I bought the 5616-20 to use in my tablesaw extension. I bought it after the recommendation of the folks at WoodHaven. They like it because of the 'above-table' adjustability, thus eliminating the need of a router lift ( at $200+).

It falls a little short in that you can't exchange bits above the table. Reaching down under is a drag. 

When I hefted the Milwaukee, I got enthusiastic about the Body Grip design, and thought I would use it for portable router use. A number of folks on this and another forum discouraged me from that and so I bought a Festool to use off the table. Their rationale was that I would really get tired of removing and then replacing the Milwaukee in the router table. 

As a router, it is quite nice. I don't use monstrous bits, so there isn't ever a lack of power. Mine is enclosed in a Jointech dust cabinet, so it is relatively quiet and clean at all times. A review in Fine Woodworking magazine of routers used in tables liked most of the features on the Milwaukee, but criticized the awkward switch location. I circumvented that concern with a remote switch ($15), an item necessary because of the dust cabinet and because it automatically triggers the dust collectors.

If you are not in a hurry, watch for the sales on Amazon.com. I got mine for $150 from them. The 5616-24 is a bit more, but you want the plunge base that it comes with. Seems like a good deal.

Gary Curtis


----------



## tryingtokeepmyfingers (Jun 3, 2008)

thanks for the feedback.
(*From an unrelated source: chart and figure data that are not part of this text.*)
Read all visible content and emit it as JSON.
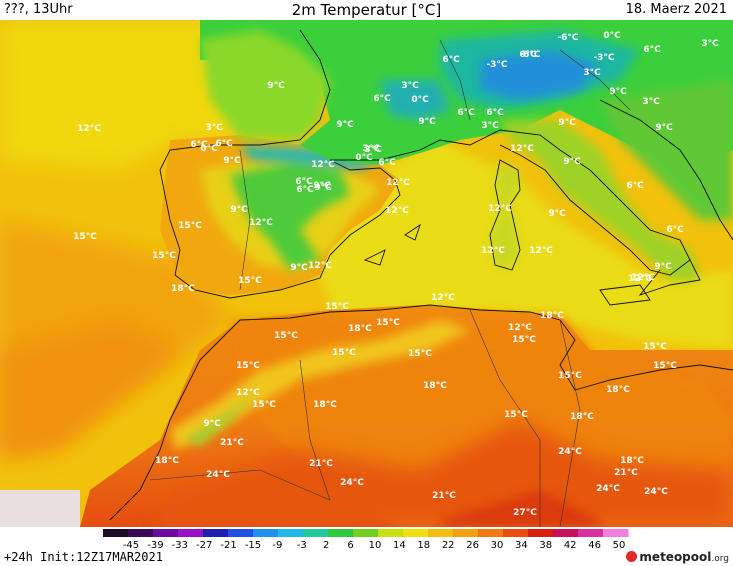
{
  "header": {
    "left": "???, 13Uhr",
    "title": "2m Temperatur [°C]",
    "date": "18. Maerz 2021"
  },
  "colors": {
    "sea_west": "#f1c10c",
    "land_warm": "#f08b12",
    "land_hot": "#ea5c10",
    "med_sea": "#eadc14",
    "cool_green": "#3cc93c",
    "cold_cyan": "#1fbd9f"
  },
  "scale": {
    "ticks": [
      "-45",
      "-39",
      "-33",
      "-27",
      "-21",
      "-15",
      "-9",
      "-3",
      "2",
      "6",
      "10",
      "14",
      "18",
      "22",
      "26",
      "30",
      "34",
      "38",
      "42",
      "46",
      "50"
    ],
    "colors": [
      "#1a0a26",
      "#3a0a55",
      "#6a0aa0",
      "#9a10c8",
      "#2020b0",
      "#2050e0",
      "#2090f0",
      "#20b8e8",
      "#20c8a0",
      "#30c840",
      "#70d020",
      "#c8e010",
      "#f0e010",
      "#f0c010",
      "#f0a010",
      "#f07810",
      "#e84c10",
      "#d82010",
      "#c8105a",
      "#d830a0",
      "#f080e0"
    ]
  },
  "labels": [
    {
      "t": "9°C"
    },
    {
      "t": "12°C"
    },
    {
      "t": "15°C"
    },
    {
      "t": "18°C"
    },
    {
      "t": "6°C"
    },
    {
      "t": "3°C"
    },
    {
      "t": "0°C"
    },
    {
      "t": "6°C"
    },
    {
      "t": "9°C"
    },
    {
      "t": "3°C"
    },
    {
      "t": "3°C"
    },
    {
      "t": "0°C"
    },
    {
      "t": "6°C"
    },
    {
      "t": "-3°C"
    },
    {
      "t": "-6°C"
    },
    {
      "t": "-6°C"
    },
    {
      "t": "0°C"
    },
    {
      "t": "-3°C"
    },
    {
      "t": "6°C"
    },
    {
      "t": "6°C"
    },
    {
      "t": "3°C"
    },
    {
      "t": "6°C"
    },
    {
      "t": "3°C"
    },
    {
      "t": "9°C"
    },
    {
      "t": "6°C"
    },
    {
      "t": "9°C"
    },
    {
      "t": "3°C"
    },
    {
      "t": "9°C"
    },
    {
      "t": "3°C"
    },
    {
      "t": "9°C"
    },
    {
      "t": "6°C"
    },
    {
      "t": "9°C"
    },
    {
      "t": "12°C"
    },
    {
      "t": "6°C"
    },
    {
      "t": "9°C"
    },
    {
      "t": "6°C"
    },
    {
      "t": "3°C"
    },
    {
      "t": "0°C"
    },
    {
      "t": "6°C"
    },
    {
      "t": "12°C"
    },
    {
      "t": "9°C"
    },
    {
      "t": "12°C"
    },
    {
      "t": "12°C"
    },
    {
      "t": "15°C"
    },
    {
      "t": "15°C"
    },
    {
      "t": "12°C"
    },
    {
      "t": "9°C"
    },
    {
      "t": "12°C"
    },
    {
      "t": "12°C"
    },
    {
      "t": "12°C"
    },
    {
      "t": "12°C"
    },
    {
      "t": "9°C"
    },
    {
      "t": "9°C"
    },
    {
      "t": "6°C"
    },
    {
      "t": "6°C"
    },
    {
      "t": "9°C"
    },
    {
      "t": "12°C"
    },
    {
      "t": "12°C"
    },
    {
      "t": "9°C"
    },
    {
      "t": "12°C"
    },
    {
      "t": "15°C"
    },
    {
      "t": "18°C"
    },
    {
      "t": "15°C"
    },
    {
      "t": "15°C"
    },
    {
      "t": "15°C"
    },
    {
      "t": "15°C"
    },
    {
      "t": "12°C"
    },
    {
      "t": "15°C"
    },
    {
      "t": "18°C"
    },
    {
      "t": "15°C"
    },
    {
      "t": "15°C"
    },
    {
      "t": "18°C"
    },
    {
      "t": "15°C"
    },
    {
      "t": "15°C"
    },
    {
      "t": "15°C"
    },
    {
      "t": "12°C"
    },
    {
      "t": "15°C"
    },
    {
      "t": "18°C"
    },
    {
      "t": "9°C"
    },
    {
      "t": "21°C"
    },
    {
      "t": "18°C"
    },
    {
      "t": "15°C"
    },
    {
      "t": "18°C"
    },
    {
      "t": "18°C"
    },
    {
      "t": "24°C"
    },
    {
      "t": "21°C"
    },
    {
      "t": "24°C"
    },
    {
      "t": "21°C"
    },
    {
      "t": "24°C"
    },
    {
      "t": "18°C"
    },
    {
      "t": "21°C"
    },
    {
      "t": "24°C"
    },
    {
      "t": "24°C"
    },
    {
      "t": "27°C"
    }
  ],
  "footer": {
    "init": "+24h Init:12Z17MAR2021",
    "logo_name": "meteopool",
    "logo_tld": ".org"
  }
}
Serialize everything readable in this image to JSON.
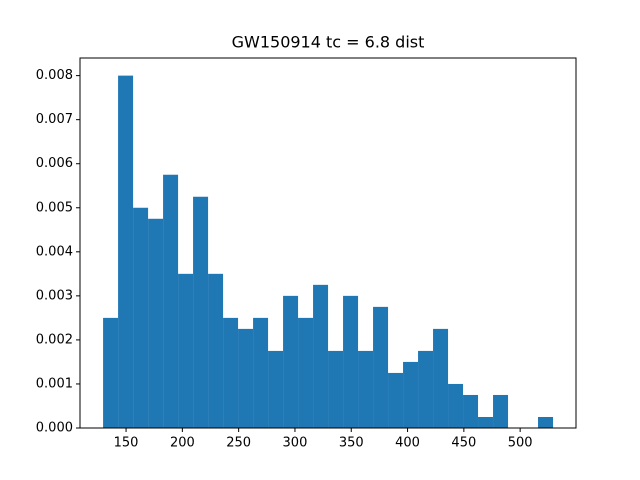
{
  "chart_data": {
    "type": "histogram",
    "title": "GW150914 tc = 6.8 dist",
    "bins": [
      129.6,
      142.92,
      156.24,
      169.56,
      182.88,
      196.2,
      209.52,
      222.84,
      236.16,
      249.48,
      262.8,
      276.12,
      289.44,
      302.76,
      316.08,
      329.4,
      342.72,
      356.04,
      369.36,
      382.68,
      396,
      409.32,
      422.64,
      435.96,
      449.28,
      462.6,
      475.92,
      489.24,
      502.56,
      515.88,
      529.2
    ],
    "values": [
      0.0025,
      0.008,
      0.005,
      0.00475,
      0.00575,
      0.0035,
      0.00525,
      0.0035,
      0.0025,
      0.00225,
      0.0025,
      0.00175,
      0.003,
      0.0025,
      0.00325,
      0.00175,
      0.003,
      0.00175,
      0.00275,
      0.00125,
      0.0015,
      0.00175,
      0.00225,
      0.001,
      0.00075,
      0.00025,
      0.00075,
      0,
      0,
      0.00025
    ],
    "color": "#1f77b4",
    "xlim": [
      109.1,
      549.6
    ],
    "xticks": [
      150,
      200,
      250,
      300,
      350,
      400,
      450,
      500
    ],
    "ylim": [
      0,
      0.0084
    ],
    "yticks": [
      {
        "value": 0,
        "label": "0.000"
      },
      {
        "value": 0.001,
        "label": "0.001"
      },
      {
        "value": 0.002,
        "label": "0.002"
      },
      {
        "value": 0.003,
        "label": "0.003"
      },
      {
        "value": 0.004,
        "label": "0.004"
      },
      {
        "value": 0.005,
        "label": "0.005"
      },
      {
        "value": 0.006,
        "label": "0.006"
      },
      {
        "value": 0.007,
        "label": "0.007"
      },
      {
        "value": 0.008,
        "label": "0.008"
      }
    ]
  }
}
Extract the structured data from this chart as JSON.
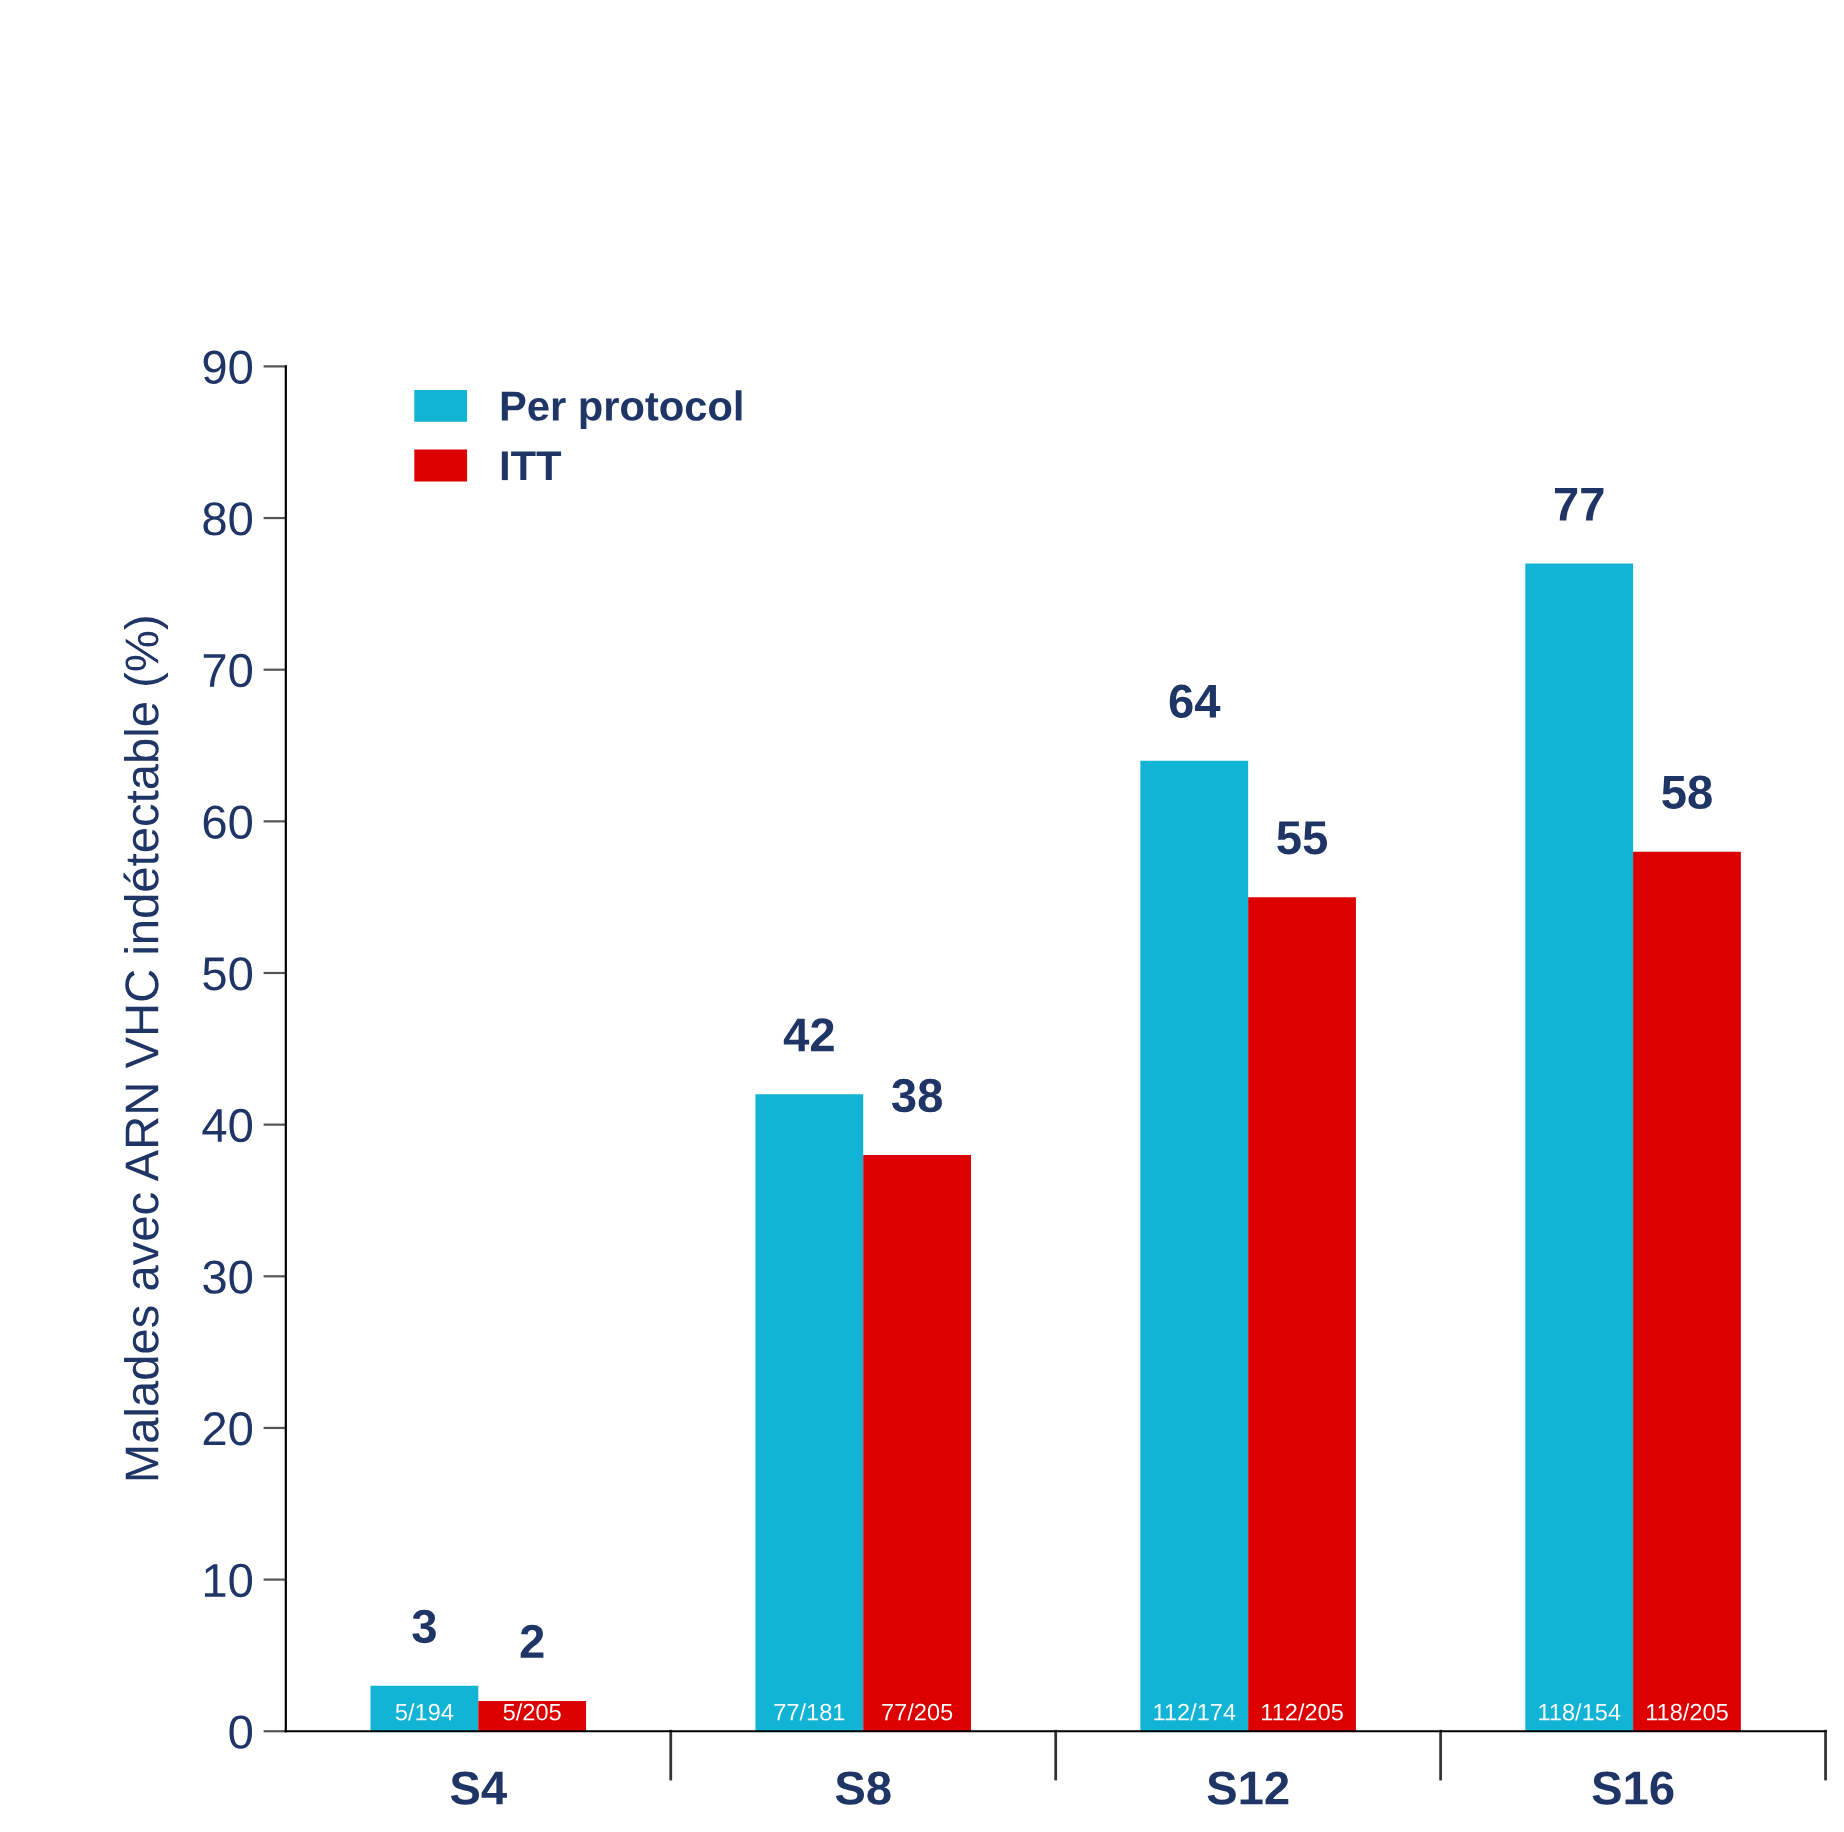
{
  "chart_data": {
    "type": "bar",
    "ylabel": "Malades avec ARN VHC indétectable (%)",
    "categories": [
      "S4",
      "S8",
      "S12",
      "S16"
    ],
    "series": [
      {
        "name": "Per protocol",
        "color": "#12b4d6",
        "values": [
          3,
          42,
          64,
          77
        ]
      },
      {
        "name": "ITT",
        "color": "#dd0000",
        "values": [
          2,
          38,
          55,
          58
        ]
      }
    ],
    "ylim": [
      0,
      90
    ],
    "yticks": [
      0,
      10,
      20,
      30,
      40,
      50,
      60,
      70,
      80,
      90
    ],
    "data_labels": true,
    "grid": false,
    "legend": "top left",
    "annotations": [
      {
        "text": "5/194",
        "x": "S4",
        "y": 0
      },
      {
        "text": "5/205",
        "x": "S4",
        "y": 0
      },
      {
        "text": "77/181",
        "x": "S8",
        "y": 0
      },
      {
        "text": "77/205",
        "x": "S8",
        "y": 0
      },
      {
        "text": "112/174",
        "x": "S12",
        "y": 0
      },
      {
        "text": "112/205",
        "x": "S12",
        "y": 0
      },
      {
        "text": "118/154",
        "x": "S16",
        "y": 0
      },
      {
        "text": "118/205",
        "x": "S16",
        "y": 0
      }
    ]
  }
}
I had already ordered it before I got your reply but now i at least know a couple things from your use so not to frustrate me upon my first attemps


----------



## LeeC (Apr 19, 2006)

I have he 1 3/4 hp. Milwaukee router. I have been very pleased with it. I have used it as a hand-held with no problems. I just discovered that the hole pattern on the base is the same as Porter Cable, so I plan to use it in my table now.


----------



## Mike (Nov 22, 2004)

Milwaukee builds quality tools, you should be happy with your purchase. Be sure to tell us your thoughts after using it for a while.


----------